Quando o homem diz a Caetano que ele não pode jogar, o homem não evocou um impeditivo moral, e sim um impeditivo cognitivo. Caetano não só é incapaz de jogar dominó como é incapaz de aprender a jogar dominó, capacidade essa que Cleonice, alguns anos mais velha, possui. Partindo dessa postura, as regras estipulam como é o jogo de dominó e qualquer forma de manusear as pedras como se estivesse em outra situação imaginária é suficiente para que o jogo não aconteça. Saber jogar dominó implica saber os limites que as regras colocam.

A distinção de Benjamin entre brincadeira e jogo é bastante adequada para pensar a diferença entre a relação de Caetano com o isopor puxado como carrinho e do adulto com o dominó jogado na praça. No dominó jogado na praça, o jogo é determinado pelo conteúdo imaginário do próprio instrumento e de suas regras. Enquanto com o menino e o isopor, o conteúdo do brinquedo é definido pela imaginação de quem brinca. Evidentemente, essa distinção não é somente uma propriedade dos objetos de brincar/jogar. É possível brincar com pedras de dominó de infinitas maneiras, assim como é possível inventar um jogo que envolva um pedaço de isopor.

Benjamin associa a brincadeira à criança assim como o jogo ao adulto. Não deixa de existir certa referência à idade quando Caetano é expulso por não saber jogar e Cleonice, poucos anos mais velha, pode jogar. Porém, essa distinção etária entre criança e adulto se mostrou mais complexa durante a pesquisa. Por exemplo, na brincadeira, mesmo sendo associada comumente ao mundo da infância, essa distinção entre criança e adulto não se colocou, como explorarei na seção seguinte.

Eles são cafés-com-leite

No último domingo de setembro, Verônica me chamou para jogar queimada no campinho do Canaã. Além de mim, Verônica chamou André, Kethlen e Felipe na casa de Rosa e depois chamou Cleonice e Victor. A próxima casa no caminho do campinho era a de Dona Eliana. Quando vi que estávamos passando da casa de Eliana sem chamar os filhos dela para brincar, perguntei:

Gustavo: Vamos passar na casa da Lorena agora?

Verônica: Ah, não. O Lucas e o Leonardo não sabem brincar de queimada.

Gustavo: Como assim, não sabem brincar?

Verônica: Eles jogam a bola muito forte.

O saber-brincar neste caso da queimada é diferente do saber-jogar do dominó.

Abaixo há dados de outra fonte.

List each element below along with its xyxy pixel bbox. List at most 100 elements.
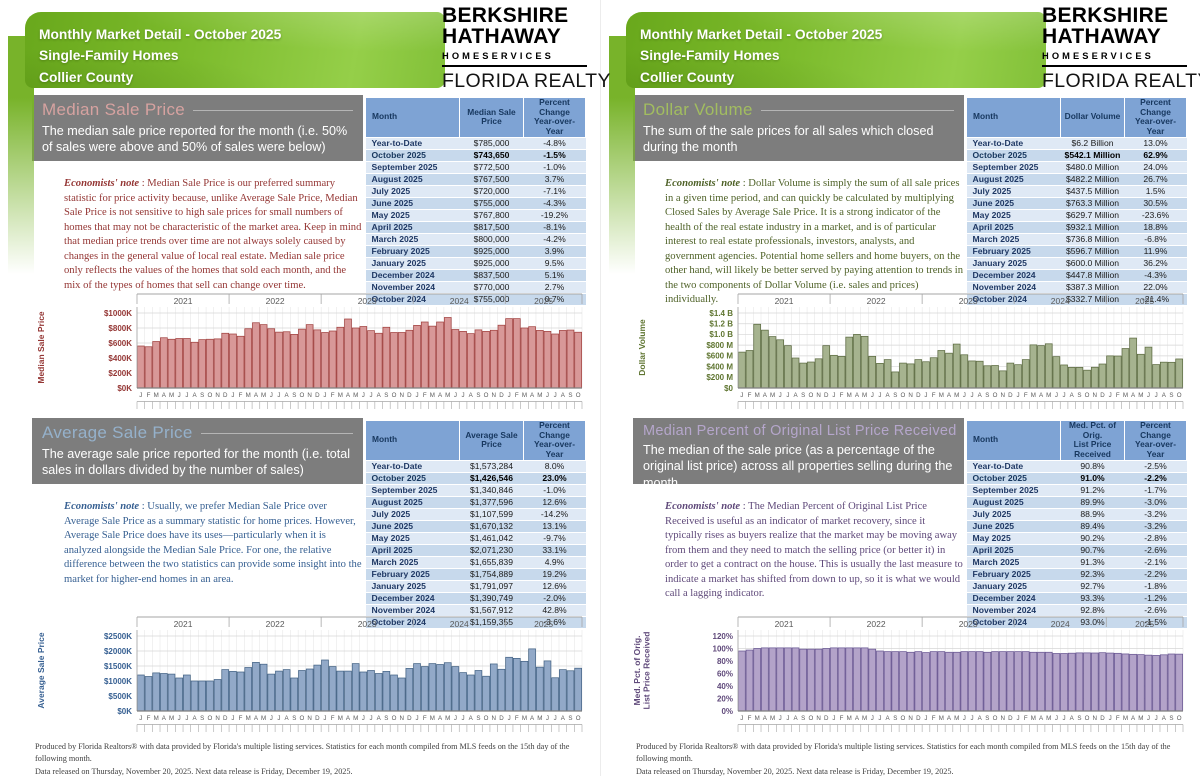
month-tick-label: O (576, 392, 581, 399)
year-label: 2025 (1135, 296, 1154, 306)
bar (397, 677, 406, 712)
month-tick-label: D (315, 392, 320, 399)
pct-change-cell: 22.0% (1124, 281, 1187, 294)
pct-change-cell: -1.2% (1124, 592, 1187, 605)
bar (945, 651, 953, 712)
pct-change-cell: -1.8% (1124, 580, 1187, 593)
bar (420, 321, 429, 389)
table-row: August 2025 $1,377,596 12.6% (365, 496, 586, 509)
month-tick-label: O (392, 392, 397, 399)
month-tick-label: N (816, 392, 820, 399)
bar (282, 669, 291, 712)
month-tick-label: J (369, 392, 372, 399)
month-tick-label: J (779, 392, 782, 399)
brand-florida-realty: FLORIDA REALTY (1042, 69, 1200, 92)
bar (906, 651, 915, 712)
report-county: Collier County (39, 69, 134, 85)
pct-change-cell: 9.5% (523, 257, 586, 270)
month-tick-label: A (886, 715, 891, 722)
month-tick-label: A (254, 715, 259, 722)
value-cell: $6.2 Billion (1060, 137, 1125, 150)
monthly-stats-table: Month Med. Pct. of Orig. List Price Rece… (966, 420, 1187, 629)
pct-change-cell: -2.6% (1124, 544, 1187, 557)
bar (960, 651, 969, 712)
table-row: November 2024 $1,567,912 42.8% (365, 604, 586, 617)
month-tick-label: J (1109, 392, 1112, 399)
footer-release-note: Data released on Thursday, November 20, … (35, 766, 353, 776)
month-tick-label: N (492, 715, 496, 722)
bar (1067, 652, 1076, 712)
value-cell: $720,000 (459, 185, 524, 198)
bar (822, 345, 831, 389)
bar (1175, 358, 1183, 389)
month-tick-label: A (469, 715, 474, 722)
table-row: December 2024 $1,390,749 -2.0% (365, 592, 586, 605)
bar (229, 671, 237, 712)
bar (837, 356, 846, 389)
month-tick-label: A (192, 715, 197, 722)
bar (753, 323, 761, 389)
month-tick-label: M (537, 715, 542, 722)
month-tick-label: A (1070, 392, 1075, 399)
month-tick-label: J (779, 715, 782, 722)
bar (830, 354, 838, 389)
bar (991, 365, 999, 389)
report-property-type: Single-Family Homes (39, 48, 179, 64)
bar (1121, 348, 1130, 389)
y-tick-label: $2000K (104, 647, 132, 656)
report-header-banner: Monthly Market Detail - October 2025 Sin… (626, 12, 1046, 88)
y-tick-label: 60% (717, 669, 733, 678)
table-row: February 2025 $1,754,889 19.2% (365, 568, 586, 581)
value-cell: 93.3% (1060, 592, 1125, 605)
bar (474, 670, 483, 712)
pct-change-cell: -1.7% (1124, 484, 1187, 497)
bar (891, 371, 900, 389)
month-tick-label: S (568, 715, 572, 722)
pct-change-cell: 18.8% (1124, 221, 1187, 234)
value-cell: $387.3 Million (1060, 281, 1125, 294)
y-tick-label: $0K (117, 384, 132, 393)
month-tick-label: M (847, 715, 852, 722)
bar (290, 334, 299, 389)
month-tick-label: S (1169, 715, 1173, 722)
y-tick-label: 100% (713, 644, 733, 653)
bar (998, 651, 1007, 712)
month-tick-label: S (292, 715, 296, 722)
pct-change-cell: 4.9% (523, 556, 586, 569)
bar (1083, 652, 1091, 712)
month-tick-label: S (1169, 392, 1173, 399)
month-tick-label: A (162, 392, 167, 399)
bar (489, 663, 498, 712)
year-label: 2024 (1051, 619, 1070, 629)
month-tick-label: M (169, 715, 174, 722)
y-tick-label: $500K (108, 692, 132, 701)
table-row: December 2024 $837,500 5.1% (365, 269, 586, 282)
y-tick-label: $1.4 B (709, 309, 733, 318)
pct-change-cell: 5.1% (523, 269, 586, 282)
month-tick-label: N (307, 392, 311, 399)
title-underline (193, 110, 353, 111)
bar (975, 360, 984, 389)
bar (183, 674, 191, 712)
table-row: November 2024 $387.3 Million 22.0% (966, 281, 1187, 294)
bar (505, 318, 513, 389)
bar (860, 335, 869, 389)
month-tick-label: F (331, 392, 335, 399)
pct-change-cell: 62.9% (1124, 149, 1187, 162)
month-tick-label: J (546, 392, 549, 399)
month-tick-label: J (1147, 392, 1150, 399)
section-median-pct-original-list-price: Median Percent of Original List Price Re… (601, 418, 1200, 741)
month-cell: February 2025 (966, 568, 1061, 581)
bar (899, 651, 907, 712)
bar (206, 680, 214, 712)
month-column-header: Month (966, 97, 1061, 138)
bar (267, 673, 276, 712)
average-sale-price-chart-svg: $0K $500K $1000K $1500K $2000K $2500K 2021 2022… (36, 616, 583, 732)
bar (761, 647, 769, 712)
bar (1152, 655, 1160, 712)
table-row: October 2024 93.0% -1.5% (966, 616, 1187, 629)
month-tick-label: M (770, 392, 775, 399)
month-tick-label: J (871, 715, 874, 722)
bar (359, 671, 368, 712)
bar (1098, 652, 1107, 712)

O saber jogar dominó envolve o pleno conhecimento das regras. O saber-brincar na queimada nada tem a ver com saber ou não as regras. Lorena não diz que Lucas e Leonardo não sabem brincar por não saberem as regras do jogo-queimada, mas por jogarem a bola muito forte, ou seja, por levarem a brincadeira a sério demais ao ponto de machucarem outras pessoas. Esquecem que “isso é uma brincadeira” e que mais importante que ganhar é não sair ninguém de lá machucado.

Mesmo com essa ressalva de Verônica, acabamos passando pela casa dos filhos de Eliana. Lucas e Leonardo estavam brincando “de sério”. Um olhava para o outro fixamente tentando segurar o riso. Lucas logo perdeu a postura e começou a rir. Leonardo disse feliz “ganhei”. Eles recomeçaram a se olhar esperando um o riso do outro. Dessa vez foi Leonardo que olhou para baixo e soltou um pequeno riso. É importante salientar que “brincar de sério” é bem diferente de “levar a sério uma brincadeira”. O brincar de sério opera pelo frame “estamos brincando”, os meninos estão sérios, mas é de brincadeira. É diferente do não saber-brincar por levar a sério demais a brincadeira, pois esse é um momento de suspensão do frame “estamos brincando”.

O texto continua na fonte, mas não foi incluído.